Modular helmet systems with eyeshields and active hearing protection/communications are comfortable and offer a high amount of protection.
Uniforms and Load Carrying Equipment should be as flame resistant as possible. At least the first layer must not be “plastic”!
“Dump Pouches” are a very good solution to stow away changed magazines with remaining ammunition and other things very fast.
Last but not least infantry forces need special equipment like breeching tools or ladders to increase their mobility on the urban battlefield.

First and Foremost!
But again! Being successful in urban operations is not only a question of superior technological firepower but first and foremost a question of superior intellectual firepower.

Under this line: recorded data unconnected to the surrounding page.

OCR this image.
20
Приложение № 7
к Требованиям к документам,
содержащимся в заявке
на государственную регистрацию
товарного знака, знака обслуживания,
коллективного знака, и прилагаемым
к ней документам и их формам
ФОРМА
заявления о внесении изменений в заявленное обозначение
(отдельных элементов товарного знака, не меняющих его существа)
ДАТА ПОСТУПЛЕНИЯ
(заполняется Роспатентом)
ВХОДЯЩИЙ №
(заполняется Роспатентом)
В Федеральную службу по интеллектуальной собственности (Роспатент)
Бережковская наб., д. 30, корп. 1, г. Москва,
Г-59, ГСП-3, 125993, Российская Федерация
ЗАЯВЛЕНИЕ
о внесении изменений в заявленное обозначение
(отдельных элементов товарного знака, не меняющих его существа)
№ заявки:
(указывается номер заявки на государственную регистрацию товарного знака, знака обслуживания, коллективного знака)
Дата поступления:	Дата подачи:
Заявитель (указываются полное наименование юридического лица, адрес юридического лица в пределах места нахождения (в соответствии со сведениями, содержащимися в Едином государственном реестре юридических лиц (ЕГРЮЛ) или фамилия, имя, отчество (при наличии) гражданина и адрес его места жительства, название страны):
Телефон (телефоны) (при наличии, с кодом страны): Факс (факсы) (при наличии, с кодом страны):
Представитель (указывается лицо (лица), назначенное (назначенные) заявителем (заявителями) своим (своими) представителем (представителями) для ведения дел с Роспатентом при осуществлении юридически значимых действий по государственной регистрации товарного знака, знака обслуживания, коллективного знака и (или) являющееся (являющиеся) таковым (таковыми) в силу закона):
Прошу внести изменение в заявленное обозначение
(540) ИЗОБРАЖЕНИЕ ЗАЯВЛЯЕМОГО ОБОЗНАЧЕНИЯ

We need warriors who are highly motivated and who are characterized by intelligence, instincts and idealism. We need a Combat Mindset! And may be we need a common combat culture.
Furthermore we need an intensive Training for our warriors: An efficient basic training must be followed by intensive equipment instructions.
Future Soldier Systems for example can only be successful operated when every soldier is able to use all components of those equipment blindly. In this way the warriors keep their instincts while operating in the complex urban terrain. 
Urban Operations tactical training. Photo by Bundeswehr

Of course, urban operations require lust but not least a high amount of tactical training also – from shooter to commander.
And finally to quote Clausewitz: “In war it is all very simple. But even the most simple is difficult.” So follow the KISS-Principle: Keep it Simple and Safe – be it overall tactics or be it the ergonomic handling of the weapons and the equipment.